Ganor is suspected of money-laundering, bribery, conspiracy and fraud; while Bar-Yosef, who played a key role in the approval process for the sub deal and helped prepare the government’s official opinion approving the purchase, is suspected of bribery, conspiracy, breach of trust and money-laundering.
During the court hearing on extending their remand, Ganor’s lawyer claimed his client was innocent of all charges. In response, Judge Einat Ron said: “In the first decision on the detention I noted that the material collected by the police contains a reasonable suspicion [of a crime]. This suspicion has now grown stronger with the developments in the investigation,” she said.
The police said the evidence has strengthened its suspicions against Ganor, and the police presented the court with a 48-page confidential report about Ganor’s involvement.
Ron rejected the claims by the attorneys for the two, in which they fought the extension of their detention, saying the great amount of publicity the case has received in the press means it would make it impossible for them to obstruct the investigation – and therefore they should be released to house arrest. The judge said given the nature of the investigation and the suspicions, any possible obstruction of justice must be prevented and house arrest is not an acceptable alternative.
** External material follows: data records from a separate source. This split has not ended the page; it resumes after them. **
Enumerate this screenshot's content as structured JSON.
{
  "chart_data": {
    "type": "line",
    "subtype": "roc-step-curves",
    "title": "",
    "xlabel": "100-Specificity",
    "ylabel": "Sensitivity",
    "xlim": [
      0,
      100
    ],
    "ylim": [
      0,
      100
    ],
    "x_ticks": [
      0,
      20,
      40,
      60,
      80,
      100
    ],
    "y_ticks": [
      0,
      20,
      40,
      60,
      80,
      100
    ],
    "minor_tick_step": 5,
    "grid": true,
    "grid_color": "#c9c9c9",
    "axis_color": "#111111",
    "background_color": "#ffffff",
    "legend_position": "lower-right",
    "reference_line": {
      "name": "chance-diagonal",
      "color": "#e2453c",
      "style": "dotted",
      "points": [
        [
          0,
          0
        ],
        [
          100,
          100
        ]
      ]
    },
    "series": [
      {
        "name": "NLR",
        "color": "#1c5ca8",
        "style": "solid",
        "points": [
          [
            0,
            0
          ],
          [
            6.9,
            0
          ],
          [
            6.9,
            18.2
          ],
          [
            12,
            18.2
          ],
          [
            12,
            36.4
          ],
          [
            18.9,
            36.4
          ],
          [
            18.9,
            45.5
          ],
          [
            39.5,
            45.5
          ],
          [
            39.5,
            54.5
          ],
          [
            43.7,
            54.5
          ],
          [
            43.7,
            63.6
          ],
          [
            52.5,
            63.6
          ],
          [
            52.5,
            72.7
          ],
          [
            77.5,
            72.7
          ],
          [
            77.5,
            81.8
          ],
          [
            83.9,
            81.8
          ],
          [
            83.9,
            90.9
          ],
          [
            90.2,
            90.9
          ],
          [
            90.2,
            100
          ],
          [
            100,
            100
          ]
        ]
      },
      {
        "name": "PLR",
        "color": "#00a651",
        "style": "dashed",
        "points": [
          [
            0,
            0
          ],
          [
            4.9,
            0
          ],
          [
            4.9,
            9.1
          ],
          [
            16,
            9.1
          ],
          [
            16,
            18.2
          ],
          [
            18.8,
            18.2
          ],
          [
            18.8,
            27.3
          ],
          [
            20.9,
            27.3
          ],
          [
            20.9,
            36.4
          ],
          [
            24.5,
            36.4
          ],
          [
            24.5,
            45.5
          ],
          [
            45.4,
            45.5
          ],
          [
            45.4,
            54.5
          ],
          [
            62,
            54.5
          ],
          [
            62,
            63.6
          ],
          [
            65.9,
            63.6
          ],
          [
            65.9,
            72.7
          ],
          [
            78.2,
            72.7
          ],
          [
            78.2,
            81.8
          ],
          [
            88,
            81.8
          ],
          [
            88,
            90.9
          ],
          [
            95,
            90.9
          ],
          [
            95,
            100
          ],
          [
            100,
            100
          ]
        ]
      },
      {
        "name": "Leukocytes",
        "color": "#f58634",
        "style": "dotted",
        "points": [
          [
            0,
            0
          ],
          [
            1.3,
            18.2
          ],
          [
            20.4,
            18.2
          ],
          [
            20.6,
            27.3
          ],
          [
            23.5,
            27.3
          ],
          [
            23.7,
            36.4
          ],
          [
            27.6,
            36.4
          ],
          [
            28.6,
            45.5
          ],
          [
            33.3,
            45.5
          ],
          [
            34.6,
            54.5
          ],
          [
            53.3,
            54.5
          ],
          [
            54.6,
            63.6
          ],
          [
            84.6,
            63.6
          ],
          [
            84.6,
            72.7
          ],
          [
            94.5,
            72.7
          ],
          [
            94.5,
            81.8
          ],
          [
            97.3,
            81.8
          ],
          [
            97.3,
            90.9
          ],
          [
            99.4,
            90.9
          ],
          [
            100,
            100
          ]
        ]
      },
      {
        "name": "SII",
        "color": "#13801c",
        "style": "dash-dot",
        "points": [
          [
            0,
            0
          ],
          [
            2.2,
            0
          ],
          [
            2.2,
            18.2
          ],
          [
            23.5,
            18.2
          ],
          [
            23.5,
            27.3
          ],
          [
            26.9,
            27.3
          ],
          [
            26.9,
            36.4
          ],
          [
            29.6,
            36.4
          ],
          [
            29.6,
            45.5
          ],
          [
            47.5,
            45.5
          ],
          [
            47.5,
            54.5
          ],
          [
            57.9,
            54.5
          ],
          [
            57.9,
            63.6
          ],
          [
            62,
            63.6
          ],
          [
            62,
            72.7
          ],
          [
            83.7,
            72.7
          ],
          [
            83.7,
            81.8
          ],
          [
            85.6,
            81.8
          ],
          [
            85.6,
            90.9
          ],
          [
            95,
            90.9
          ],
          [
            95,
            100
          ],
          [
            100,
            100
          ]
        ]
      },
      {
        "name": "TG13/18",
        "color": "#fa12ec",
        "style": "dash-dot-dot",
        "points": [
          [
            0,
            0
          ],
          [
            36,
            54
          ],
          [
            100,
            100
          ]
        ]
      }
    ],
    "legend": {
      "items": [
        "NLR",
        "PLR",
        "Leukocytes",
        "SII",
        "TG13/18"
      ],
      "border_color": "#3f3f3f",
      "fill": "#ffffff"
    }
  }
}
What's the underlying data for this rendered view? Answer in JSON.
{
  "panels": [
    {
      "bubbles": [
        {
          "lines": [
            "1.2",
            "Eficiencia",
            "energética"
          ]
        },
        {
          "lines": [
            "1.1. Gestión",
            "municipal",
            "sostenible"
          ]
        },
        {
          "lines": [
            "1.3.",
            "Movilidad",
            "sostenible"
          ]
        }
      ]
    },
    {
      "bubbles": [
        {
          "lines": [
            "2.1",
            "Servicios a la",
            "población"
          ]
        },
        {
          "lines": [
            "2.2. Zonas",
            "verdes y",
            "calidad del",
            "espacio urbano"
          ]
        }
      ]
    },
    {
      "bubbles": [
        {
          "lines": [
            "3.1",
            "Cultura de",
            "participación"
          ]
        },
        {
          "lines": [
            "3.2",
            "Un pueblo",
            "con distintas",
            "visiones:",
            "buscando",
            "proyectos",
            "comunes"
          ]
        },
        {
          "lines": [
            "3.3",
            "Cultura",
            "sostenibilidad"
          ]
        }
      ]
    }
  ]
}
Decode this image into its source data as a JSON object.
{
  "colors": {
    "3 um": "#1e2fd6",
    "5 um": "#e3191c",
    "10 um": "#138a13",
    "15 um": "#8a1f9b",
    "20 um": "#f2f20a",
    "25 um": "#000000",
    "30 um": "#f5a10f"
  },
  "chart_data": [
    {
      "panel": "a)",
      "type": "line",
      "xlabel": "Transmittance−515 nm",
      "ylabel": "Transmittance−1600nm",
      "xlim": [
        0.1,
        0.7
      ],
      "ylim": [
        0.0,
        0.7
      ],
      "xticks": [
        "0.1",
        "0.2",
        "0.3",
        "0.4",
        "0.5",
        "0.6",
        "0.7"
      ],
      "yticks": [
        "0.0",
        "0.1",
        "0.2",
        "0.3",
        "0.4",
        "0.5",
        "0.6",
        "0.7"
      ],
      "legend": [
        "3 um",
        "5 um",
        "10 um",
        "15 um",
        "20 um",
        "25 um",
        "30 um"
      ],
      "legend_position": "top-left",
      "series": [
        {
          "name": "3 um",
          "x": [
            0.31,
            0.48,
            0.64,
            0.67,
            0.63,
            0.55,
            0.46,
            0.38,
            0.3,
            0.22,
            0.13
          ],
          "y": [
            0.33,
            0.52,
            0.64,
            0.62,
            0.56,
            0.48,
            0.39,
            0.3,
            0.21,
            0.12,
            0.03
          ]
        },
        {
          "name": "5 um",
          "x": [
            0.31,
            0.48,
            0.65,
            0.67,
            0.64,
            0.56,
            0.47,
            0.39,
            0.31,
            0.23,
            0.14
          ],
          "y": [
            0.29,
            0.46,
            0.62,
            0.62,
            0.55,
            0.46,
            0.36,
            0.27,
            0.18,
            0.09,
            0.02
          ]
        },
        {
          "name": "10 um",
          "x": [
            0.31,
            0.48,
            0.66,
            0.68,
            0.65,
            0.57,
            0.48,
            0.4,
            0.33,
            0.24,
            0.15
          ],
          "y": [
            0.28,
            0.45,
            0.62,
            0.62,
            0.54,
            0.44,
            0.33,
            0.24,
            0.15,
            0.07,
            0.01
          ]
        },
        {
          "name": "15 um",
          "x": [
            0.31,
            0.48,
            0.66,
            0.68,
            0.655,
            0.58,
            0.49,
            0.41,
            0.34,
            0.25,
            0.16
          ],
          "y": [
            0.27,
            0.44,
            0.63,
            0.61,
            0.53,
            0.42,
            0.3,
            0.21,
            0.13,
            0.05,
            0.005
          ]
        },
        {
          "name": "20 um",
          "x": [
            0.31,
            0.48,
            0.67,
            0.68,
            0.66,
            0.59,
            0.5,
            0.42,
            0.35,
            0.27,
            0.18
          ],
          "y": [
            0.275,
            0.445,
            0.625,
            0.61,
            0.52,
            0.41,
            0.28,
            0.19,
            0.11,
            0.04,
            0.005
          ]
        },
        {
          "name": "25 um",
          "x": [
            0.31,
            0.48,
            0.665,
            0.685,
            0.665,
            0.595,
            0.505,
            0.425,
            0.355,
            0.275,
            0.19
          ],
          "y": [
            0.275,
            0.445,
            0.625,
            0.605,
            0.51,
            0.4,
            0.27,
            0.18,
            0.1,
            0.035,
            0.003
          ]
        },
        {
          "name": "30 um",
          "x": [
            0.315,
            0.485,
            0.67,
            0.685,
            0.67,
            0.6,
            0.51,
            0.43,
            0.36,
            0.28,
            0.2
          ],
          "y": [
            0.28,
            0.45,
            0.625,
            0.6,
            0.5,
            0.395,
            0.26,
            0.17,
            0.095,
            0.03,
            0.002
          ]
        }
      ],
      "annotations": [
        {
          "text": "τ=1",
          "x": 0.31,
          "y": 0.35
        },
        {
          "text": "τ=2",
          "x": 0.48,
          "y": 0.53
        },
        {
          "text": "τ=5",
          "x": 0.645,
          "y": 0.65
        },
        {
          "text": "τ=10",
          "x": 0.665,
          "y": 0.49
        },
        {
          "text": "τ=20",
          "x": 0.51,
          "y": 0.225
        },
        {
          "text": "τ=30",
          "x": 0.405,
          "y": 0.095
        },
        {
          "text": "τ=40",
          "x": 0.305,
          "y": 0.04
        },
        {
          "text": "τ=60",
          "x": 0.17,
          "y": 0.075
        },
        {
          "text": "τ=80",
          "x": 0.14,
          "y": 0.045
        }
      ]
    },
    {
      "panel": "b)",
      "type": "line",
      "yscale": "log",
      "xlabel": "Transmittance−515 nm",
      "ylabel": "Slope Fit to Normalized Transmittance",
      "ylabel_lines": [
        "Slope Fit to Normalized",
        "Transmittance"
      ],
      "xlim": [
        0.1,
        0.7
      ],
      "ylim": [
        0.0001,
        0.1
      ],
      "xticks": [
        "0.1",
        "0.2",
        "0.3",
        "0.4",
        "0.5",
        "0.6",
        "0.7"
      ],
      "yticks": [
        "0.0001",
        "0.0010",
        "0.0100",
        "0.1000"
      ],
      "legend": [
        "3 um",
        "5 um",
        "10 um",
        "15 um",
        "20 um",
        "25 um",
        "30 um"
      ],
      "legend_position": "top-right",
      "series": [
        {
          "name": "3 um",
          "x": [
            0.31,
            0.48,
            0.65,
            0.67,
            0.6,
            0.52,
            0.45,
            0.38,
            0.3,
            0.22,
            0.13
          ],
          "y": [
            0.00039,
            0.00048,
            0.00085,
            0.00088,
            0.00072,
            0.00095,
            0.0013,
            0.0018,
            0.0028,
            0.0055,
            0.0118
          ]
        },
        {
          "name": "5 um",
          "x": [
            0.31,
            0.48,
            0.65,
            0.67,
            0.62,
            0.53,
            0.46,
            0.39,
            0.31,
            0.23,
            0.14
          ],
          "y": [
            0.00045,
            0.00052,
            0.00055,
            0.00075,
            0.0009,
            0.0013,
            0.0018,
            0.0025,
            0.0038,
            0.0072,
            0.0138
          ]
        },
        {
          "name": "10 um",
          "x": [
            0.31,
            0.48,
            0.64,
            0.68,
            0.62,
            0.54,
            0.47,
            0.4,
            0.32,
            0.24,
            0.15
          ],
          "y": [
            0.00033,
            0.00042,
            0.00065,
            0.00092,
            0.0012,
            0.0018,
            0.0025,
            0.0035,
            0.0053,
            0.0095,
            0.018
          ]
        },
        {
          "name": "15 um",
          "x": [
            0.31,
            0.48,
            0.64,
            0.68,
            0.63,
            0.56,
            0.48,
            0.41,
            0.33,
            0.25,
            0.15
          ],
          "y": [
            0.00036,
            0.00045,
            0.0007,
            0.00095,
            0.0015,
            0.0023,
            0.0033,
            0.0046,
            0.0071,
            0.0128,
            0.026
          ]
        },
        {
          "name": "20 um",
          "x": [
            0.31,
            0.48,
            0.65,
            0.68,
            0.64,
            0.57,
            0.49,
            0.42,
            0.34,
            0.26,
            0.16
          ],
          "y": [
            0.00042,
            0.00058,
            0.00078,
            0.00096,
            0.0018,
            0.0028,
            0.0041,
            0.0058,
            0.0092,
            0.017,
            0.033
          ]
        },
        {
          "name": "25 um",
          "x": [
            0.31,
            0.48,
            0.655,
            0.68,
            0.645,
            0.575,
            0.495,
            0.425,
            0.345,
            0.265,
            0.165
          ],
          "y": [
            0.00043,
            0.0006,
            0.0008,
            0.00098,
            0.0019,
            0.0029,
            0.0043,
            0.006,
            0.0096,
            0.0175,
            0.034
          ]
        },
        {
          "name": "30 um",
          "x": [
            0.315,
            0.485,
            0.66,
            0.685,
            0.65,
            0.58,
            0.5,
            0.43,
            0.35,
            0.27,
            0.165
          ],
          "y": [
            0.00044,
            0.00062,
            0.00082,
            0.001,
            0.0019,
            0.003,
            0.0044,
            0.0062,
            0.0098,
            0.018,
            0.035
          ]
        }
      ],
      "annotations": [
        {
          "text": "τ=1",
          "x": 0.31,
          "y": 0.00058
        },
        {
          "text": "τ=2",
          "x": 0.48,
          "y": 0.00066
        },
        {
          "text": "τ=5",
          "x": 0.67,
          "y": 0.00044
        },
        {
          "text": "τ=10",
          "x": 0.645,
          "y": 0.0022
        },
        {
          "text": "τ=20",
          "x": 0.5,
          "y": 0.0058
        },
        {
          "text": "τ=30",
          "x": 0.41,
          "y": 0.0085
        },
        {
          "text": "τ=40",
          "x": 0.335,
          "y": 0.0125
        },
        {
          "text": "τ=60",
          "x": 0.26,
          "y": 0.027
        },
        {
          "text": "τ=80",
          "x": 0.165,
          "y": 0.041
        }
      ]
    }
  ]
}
“Happily, most of the large amount material gathered by the police has not been published by the press, but is still in at this stage found where it should properly be, in the police files only,” said the judge. It can be concluded that the investigative authorities have a great deal of material that has not yet been released, but the police still have a lot of work left to do, she added.
The court also extended the house arrest of David Shimron, Prime Minister Benjamin Netanyahu’s personal lawyer, on Wednesday. Shimron was questioned by police for the third time on Wednesday. Shimron is also Ganor’s attorney, but the police have not yet publicly said of what he is suspected.
Ronen Shemer, a lawyer who works with Ganor, is also being held in custody. He is suspected of destroying evidence by shredding documents related to the case, as well other possible crimes.
On Wednesday, the police’s national fraud squad was also detained and questioned the former head of the Israeli navy, Vice Admiral (res.) Eliezer Marom, over his role in the affair. He is suspected of accepting bribes. Marom confirmed that he was the one who recommended Ganor, a former navy officer, for the job of brokering the sub deal as ThyssenKrupp’s representative; but Marom said he did so because he believed Ganor was the best person for the job, said sources involved in the investigation.
Marom did not deny he holds overseas bank accounts in Cyprus, but said he never received any money for backing Ganor. During questioning, Marom said the money in the accounts came from various business deals he was involved in since he retired from the military in 2011.